Luego de las
peripecias de intentar viajar a Cuba desde los Estados Unidos, finalmente lo
logré. Había pedido permiso al Departamento del Tesoro, encargado del embargo,
para viajar con fines culturales, como jurado del premio literario Casa de las
Américas, a La Habana. Contestaron con un patético: «no creemos que hay
suficientes motivos válidos para su viaje». Tomé la opción de los duchos: la
ida a través de México. Como resultado, aparecí a los pocos días en la
bellísima tierra cubana, en una ciudad indescriptible.
En ambiente que
quizá no tenga par, de amistad, de gentileza, de tradición si se quiere, los
jurados comenzamos a trabajar en la Casa, en Cienfuegos y de retorno a la
capital. Debo decir que me sorprendió el nivel de las obras participantes. Lo
he dicho en prensa: hubo novelas que no fueron siquiera seleccionadas cuya
calidad excedía mucho material impreso y comercial en la América nuestra. Y ahí
cabe destacar el papel —valor— fundamental de este premio en las letras
latinoamericanas y los nombres que ha dado a la historia.
Entre las novelas
que se me asignaron había una —la que preferí—, no voluminosa, dinámica, ágil,
atrevida, con párrafos breves y páginas y páginas de oraciones que
representaban ideas y modelaban un personaje. Entre densos libros, de sólida argumentación
y destacado tratamiento narrativo, me incliné por Los hijos soñolientos del
abismo, de Geovannys Manso, escritor villaclareño de quien no había
escuchado antes, por el desafío estilístico y su paradójica sobriedad, amén del
suspenso por llegar al desenlace.
Preguntarme el
por qué la elección ante un cúmulo de novelística diversa y rica alude a mi
condición de lector, antes que jurado. Y es que los capítulos de esta extraña
producción literaria cargan tal soltura que la noche en que la empecé y la
terminé fue un paseo por una prosa admirable, cargada de ideas, plena de
sensaciones, donde la pausa no está dada por vacíos de calidad o inútiles
rellenos, sino por el aire que debe uno tomar para continuar en una carrera que
se debe terminar para conocer su epílogo.
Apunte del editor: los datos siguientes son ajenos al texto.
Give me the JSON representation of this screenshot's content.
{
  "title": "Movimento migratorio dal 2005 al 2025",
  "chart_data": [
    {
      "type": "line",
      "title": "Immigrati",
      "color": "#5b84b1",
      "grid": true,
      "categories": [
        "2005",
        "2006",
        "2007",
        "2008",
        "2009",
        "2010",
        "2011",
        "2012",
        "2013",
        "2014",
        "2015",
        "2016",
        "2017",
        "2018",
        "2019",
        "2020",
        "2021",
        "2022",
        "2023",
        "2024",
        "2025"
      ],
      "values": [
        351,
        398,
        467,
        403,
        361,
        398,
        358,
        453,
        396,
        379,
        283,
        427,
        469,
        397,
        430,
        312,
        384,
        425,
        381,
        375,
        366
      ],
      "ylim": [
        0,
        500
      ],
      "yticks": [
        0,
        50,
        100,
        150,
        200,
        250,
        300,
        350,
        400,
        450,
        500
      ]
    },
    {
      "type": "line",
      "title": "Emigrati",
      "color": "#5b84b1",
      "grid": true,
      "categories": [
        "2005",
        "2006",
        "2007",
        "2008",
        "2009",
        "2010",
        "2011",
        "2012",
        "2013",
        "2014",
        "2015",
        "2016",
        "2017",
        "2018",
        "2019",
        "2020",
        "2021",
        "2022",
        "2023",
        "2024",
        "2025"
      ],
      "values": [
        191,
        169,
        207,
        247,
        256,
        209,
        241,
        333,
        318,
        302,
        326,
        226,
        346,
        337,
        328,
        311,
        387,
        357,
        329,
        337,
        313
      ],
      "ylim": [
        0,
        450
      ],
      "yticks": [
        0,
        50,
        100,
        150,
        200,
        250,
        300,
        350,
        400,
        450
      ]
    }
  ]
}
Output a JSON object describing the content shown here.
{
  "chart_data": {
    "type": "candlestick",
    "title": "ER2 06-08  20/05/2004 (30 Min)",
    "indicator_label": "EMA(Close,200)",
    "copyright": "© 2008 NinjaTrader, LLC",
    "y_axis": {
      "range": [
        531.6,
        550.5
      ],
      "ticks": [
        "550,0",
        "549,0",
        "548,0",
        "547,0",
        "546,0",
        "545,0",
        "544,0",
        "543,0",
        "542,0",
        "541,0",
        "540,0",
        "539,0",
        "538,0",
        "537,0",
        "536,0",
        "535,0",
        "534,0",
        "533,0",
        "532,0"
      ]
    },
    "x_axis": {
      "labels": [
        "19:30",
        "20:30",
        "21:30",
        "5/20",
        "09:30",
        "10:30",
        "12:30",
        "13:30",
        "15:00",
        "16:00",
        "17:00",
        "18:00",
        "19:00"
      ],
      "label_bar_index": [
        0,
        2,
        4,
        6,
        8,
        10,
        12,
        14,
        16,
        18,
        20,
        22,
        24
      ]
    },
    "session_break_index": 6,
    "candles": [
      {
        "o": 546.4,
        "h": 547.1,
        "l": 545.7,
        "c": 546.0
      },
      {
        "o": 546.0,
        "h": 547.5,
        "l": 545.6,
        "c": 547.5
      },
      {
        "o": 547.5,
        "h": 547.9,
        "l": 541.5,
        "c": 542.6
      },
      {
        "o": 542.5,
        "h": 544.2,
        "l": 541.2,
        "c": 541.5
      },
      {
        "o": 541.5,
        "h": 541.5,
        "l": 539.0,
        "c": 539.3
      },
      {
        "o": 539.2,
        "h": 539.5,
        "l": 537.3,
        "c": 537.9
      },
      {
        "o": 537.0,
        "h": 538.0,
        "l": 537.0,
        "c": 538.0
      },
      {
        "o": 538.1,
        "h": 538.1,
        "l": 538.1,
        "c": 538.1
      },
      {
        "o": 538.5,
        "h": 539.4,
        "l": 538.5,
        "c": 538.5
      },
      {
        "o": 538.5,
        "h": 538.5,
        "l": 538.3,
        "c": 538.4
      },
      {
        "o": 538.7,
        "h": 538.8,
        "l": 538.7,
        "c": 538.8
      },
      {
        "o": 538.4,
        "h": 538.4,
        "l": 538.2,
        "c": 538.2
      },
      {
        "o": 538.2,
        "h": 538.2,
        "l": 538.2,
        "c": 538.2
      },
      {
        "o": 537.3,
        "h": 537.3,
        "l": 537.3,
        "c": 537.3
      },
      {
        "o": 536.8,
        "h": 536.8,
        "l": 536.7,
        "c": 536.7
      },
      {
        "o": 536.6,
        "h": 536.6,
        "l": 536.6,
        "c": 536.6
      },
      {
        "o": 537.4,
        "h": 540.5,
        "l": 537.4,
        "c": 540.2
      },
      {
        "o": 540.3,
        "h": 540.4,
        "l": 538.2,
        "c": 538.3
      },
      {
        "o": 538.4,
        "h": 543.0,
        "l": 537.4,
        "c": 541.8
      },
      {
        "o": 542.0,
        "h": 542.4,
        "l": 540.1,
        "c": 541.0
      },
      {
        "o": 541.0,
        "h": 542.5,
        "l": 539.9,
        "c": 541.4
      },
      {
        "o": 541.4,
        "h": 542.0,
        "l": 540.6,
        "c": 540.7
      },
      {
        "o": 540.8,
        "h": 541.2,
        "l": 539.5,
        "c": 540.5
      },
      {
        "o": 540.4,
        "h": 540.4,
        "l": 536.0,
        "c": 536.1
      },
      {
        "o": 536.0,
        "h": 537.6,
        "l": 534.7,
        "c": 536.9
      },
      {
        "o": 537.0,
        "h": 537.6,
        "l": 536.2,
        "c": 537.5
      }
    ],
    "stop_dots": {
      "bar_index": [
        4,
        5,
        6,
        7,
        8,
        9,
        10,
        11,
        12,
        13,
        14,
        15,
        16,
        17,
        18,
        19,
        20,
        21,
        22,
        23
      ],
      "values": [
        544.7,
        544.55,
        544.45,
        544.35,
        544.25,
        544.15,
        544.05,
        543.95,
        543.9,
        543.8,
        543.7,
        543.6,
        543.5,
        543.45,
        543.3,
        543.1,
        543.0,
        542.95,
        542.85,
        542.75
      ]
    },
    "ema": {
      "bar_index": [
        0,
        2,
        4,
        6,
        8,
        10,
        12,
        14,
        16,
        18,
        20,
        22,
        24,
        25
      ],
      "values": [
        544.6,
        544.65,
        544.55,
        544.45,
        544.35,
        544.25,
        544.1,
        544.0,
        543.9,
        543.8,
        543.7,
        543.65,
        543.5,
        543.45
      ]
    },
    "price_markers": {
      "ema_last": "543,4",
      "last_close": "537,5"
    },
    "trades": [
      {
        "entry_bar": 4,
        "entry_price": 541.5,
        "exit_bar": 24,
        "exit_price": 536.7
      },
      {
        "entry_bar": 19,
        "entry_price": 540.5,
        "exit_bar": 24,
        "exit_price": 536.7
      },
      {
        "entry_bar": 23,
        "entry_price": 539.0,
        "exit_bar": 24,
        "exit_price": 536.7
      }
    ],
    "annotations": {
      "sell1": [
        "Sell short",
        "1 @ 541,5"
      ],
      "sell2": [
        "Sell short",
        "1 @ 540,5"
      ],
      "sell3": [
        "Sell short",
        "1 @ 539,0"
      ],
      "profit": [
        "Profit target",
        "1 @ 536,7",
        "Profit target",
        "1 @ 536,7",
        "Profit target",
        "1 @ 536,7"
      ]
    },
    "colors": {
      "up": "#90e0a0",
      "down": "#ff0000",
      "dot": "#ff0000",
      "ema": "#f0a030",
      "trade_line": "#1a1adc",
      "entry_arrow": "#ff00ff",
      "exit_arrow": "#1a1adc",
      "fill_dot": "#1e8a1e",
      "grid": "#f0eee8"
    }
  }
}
Difícil tarea la del autor, tomando
en cuenta que no hay una estructuración argumental clásica, y sí
experimentación verbal, usufructo de materiales de ciencias como la medicina,
de lógica matemática, de profundidad filosófica y sarcasmo natural.
En un diario que
marca los días, semana a semana, y que alterna con historias que no pertenecen
al detalle cronológico, Geovannys Manso escribe una novela inteligente, de gran
desenfado y humor, negro y ácido a menudo, con conversaciones intertextuales y flashes
del pasado en una perspectiva de presente vacío: «Miró a su alrededor, y
descubrió que sí: que el vacío existe».
No prosigo porque
sería quitarle esa intriga que persigue al lector a lo largo de las páginas.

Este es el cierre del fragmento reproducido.